— Государь, никаких связей со студентами или профессиональными революционерами не обнаружено. Из доклада губернатора Судиенко ясно видно, что причина бунта — непомерные штрафы.
— Так, я посмотрю.
Пробежал глазами бумагу.
«Правление на уступки не идет и облегчения рабочим делать не желает». Синий карандаш метнулся по бумаге.
Граф Толстой цепким глазом ухватил надпись: «Какие облегчения еще?»
— Что они там, с ума сошли? — Государь оттолкнул от себя бумагу. — Переговоры ведут… Дипломаты! Промышленность трещит по швам, казначейство бьется, как рыба об лед, нам войной грозят, а мы никак не наведем порядок на одной только мануфактуре… Мало войск — возьмите еще… Обычный бунт превратили в событие. Сегодня с утра прислал очередное послание Победоносцев. Просит запретить печатание в газетах сообщений о стачке. Надо не статейки прекращать печатать, надо прекратить саму стачку!..
Часы отбили пять ударов. Государь распрямил плечи, захлопнул папки, лежащие перед ним на столе. Улыбнулся графу.
— Меня ждет Мария Федоровна. Обещал с нею и с детьми удить рыбу.
Граф поспешно откланялся.
«А все-таки он немец, — уже в экипаже, наедине, осмелился подумать о государе граф. — Так его и подбросило, как часы-то пять раз ударили. До пяти себе конец работы назначил, минута в минуту и закончил… А ведь войной действительно попахивает/.. То ли уж очень уверен, то ли глуп очень».

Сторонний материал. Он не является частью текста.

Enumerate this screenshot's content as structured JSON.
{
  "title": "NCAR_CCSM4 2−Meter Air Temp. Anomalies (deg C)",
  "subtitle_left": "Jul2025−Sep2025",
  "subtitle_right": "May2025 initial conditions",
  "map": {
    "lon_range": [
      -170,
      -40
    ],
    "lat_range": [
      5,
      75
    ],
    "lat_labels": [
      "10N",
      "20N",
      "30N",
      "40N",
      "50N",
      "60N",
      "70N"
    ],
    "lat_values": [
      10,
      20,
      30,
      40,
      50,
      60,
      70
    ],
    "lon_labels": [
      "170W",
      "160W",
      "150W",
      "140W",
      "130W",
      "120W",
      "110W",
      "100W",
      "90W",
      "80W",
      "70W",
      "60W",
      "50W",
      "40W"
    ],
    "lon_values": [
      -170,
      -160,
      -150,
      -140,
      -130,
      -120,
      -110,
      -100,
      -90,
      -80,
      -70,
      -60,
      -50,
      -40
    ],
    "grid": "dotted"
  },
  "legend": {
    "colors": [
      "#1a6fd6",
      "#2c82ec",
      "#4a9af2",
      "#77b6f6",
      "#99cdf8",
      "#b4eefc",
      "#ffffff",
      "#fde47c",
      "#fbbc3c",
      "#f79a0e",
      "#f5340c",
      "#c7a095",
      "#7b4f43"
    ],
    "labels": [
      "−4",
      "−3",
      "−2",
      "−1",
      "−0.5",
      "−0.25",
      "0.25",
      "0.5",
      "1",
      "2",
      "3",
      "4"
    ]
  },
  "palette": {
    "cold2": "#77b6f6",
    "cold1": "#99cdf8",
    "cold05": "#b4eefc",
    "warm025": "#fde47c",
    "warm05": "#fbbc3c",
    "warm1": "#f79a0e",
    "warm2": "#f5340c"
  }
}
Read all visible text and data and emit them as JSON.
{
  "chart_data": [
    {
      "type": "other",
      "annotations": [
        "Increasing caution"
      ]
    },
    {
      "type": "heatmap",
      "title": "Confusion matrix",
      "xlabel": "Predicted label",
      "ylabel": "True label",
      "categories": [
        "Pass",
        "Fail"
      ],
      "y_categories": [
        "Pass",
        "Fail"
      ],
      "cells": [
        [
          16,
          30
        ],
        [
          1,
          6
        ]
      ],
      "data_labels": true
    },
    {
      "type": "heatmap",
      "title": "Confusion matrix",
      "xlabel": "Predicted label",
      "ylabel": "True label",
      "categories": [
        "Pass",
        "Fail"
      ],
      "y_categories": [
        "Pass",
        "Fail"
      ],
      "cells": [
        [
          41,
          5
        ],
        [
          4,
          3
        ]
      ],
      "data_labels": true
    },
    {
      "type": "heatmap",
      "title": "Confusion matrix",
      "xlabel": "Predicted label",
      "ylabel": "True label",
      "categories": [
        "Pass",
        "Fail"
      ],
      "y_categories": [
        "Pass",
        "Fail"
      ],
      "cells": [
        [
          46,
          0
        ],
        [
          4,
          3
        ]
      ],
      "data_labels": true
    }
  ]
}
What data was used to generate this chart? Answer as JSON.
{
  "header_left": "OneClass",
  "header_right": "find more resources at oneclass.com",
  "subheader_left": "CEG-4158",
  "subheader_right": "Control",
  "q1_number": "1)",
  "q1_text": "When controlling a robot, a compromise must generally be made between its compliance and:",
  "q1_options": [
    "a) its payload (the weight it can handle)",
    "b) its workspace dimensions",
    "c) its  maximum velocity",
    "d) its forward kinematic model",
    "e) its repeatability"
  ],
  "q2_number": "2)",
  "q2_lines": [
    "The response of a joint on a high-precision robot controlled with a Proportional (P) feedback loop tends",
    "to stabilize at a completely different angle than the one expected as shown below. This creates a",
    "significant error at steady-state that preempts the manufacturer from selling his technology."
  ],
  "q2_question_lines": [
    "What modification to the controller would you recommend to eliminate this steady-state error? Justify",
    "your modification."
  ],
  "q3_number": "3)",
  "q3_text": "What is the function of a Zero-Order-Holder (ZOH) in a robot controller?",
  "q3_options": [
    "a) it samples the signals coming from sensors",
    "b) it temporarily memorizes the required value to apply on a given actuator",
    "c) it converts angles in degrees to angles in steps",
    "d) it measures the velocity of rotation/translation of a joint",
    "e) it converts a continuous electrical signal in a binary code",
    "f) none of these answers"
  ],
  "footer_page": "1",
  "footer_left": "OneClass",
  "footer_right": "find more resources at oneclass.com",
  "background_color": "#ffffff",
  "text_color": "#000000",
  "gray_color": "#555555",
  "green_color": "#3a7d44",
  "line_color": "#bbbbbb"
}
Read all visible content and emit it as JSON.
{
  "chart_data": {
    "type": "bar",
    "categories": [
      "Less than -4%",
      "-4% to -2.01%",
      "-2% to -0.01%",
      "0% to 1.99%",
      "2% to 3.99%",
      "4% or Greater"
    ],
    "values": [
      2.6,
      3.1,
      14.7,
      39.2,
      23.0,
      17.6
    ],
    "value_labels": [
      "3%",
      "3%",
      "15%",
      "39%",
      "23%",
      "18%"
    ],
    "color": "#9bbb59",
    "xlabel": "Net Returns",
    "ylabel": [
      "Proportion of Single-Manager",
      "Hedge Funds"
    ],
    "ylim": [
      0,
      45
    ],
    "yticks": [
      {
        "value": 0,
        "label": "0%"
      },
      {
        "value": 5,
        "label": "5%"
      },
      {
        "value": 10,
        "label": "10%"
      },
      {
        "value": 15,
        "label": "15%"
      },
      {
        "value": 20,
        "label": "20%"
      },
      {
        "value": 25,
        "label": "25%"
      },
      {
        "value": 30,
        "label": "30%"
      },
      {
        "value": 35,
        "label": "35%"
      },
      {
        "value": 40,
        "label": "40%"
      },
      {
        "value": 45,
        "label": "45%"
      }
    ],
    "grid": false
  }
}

Войны, однако, не случилось. Генерал Комаров перешел речку Кушку и остановился. Был награжден, обласкан. Гладстон войну затеять не посмел.
II
Ребятишки с Ваней-приютским во главе носились по Никольскому, сдирая объявления Морозова и вывешивая те, что им дал дядя Волков.
«Объявляется Савве Морозову, что за эту сбавку ткачи и прядильщики не соглашаются работать. А если нам не прибавишь расценок, то дай нам всем расчет и разочти нас по пасху, а то, если не разочтешь нас по пасху, то мы будем бунтоваться до самой пасхи. Ну, будь согласен на эту табель, а то ежели не согласишься, то фабрики вам не водить».
Одну такую «табель» доставили Тимофею Саввичу.
За окном брезжило серое утро 9 января 1885 года. Морозов, тщательно одетый, но осунувшийся, с мешками под глазами — ночь не спал — разорвал серую бумажку и, глядя в окно и мелко, быстро позевывая, сказал как бы между прочим:
— Лошадей подайте. Поеду в Москву на лошадях.
Потом, напяливая тулуп на шубу и опять позевывая, еще одно распоряжение обронил:
— На хлебные листки выдачу хлеба прекратить.
И пошел садиться. Однако не торопился. В прихожей вдруг вспомнил, что чаю не пил. Чашечку выпил стоя, не скидывая тулупа. Потом вспомнил, что оставил саквояж. Сбегали за саквояжем. А когда, наконец, уселся в сани, к саням примчался сам губернатор, господин Судиенко:
— Тимофей Саввич, отмените ваше распоряжение о хлебе.
— Чтой-то вы все о бунтовщиках печетесь! — уколол фабрикант, неторопливо выбираясь из санок. — Зачем же отменять распоряжение? Люди не работают, нечего им и хлеб мой есть.
— Тимофей Саввич, вы сами понимаете, что ваше распоряжение вызовет новые волнения. И я не ручаюсь…
— Как это не ручаетесь? Вы — власть.
— Господин Морозов, я своей властью могу отменить ваше распоряжение, однако будет лучше, если это последует от вас.
Губернатор был зол: в губернии по вине этого упрямого фабриканта волнения, а он, видите ли, умывает руки. Приехал, намутил воды и бежит подальше от гнева народного. Мерзавец!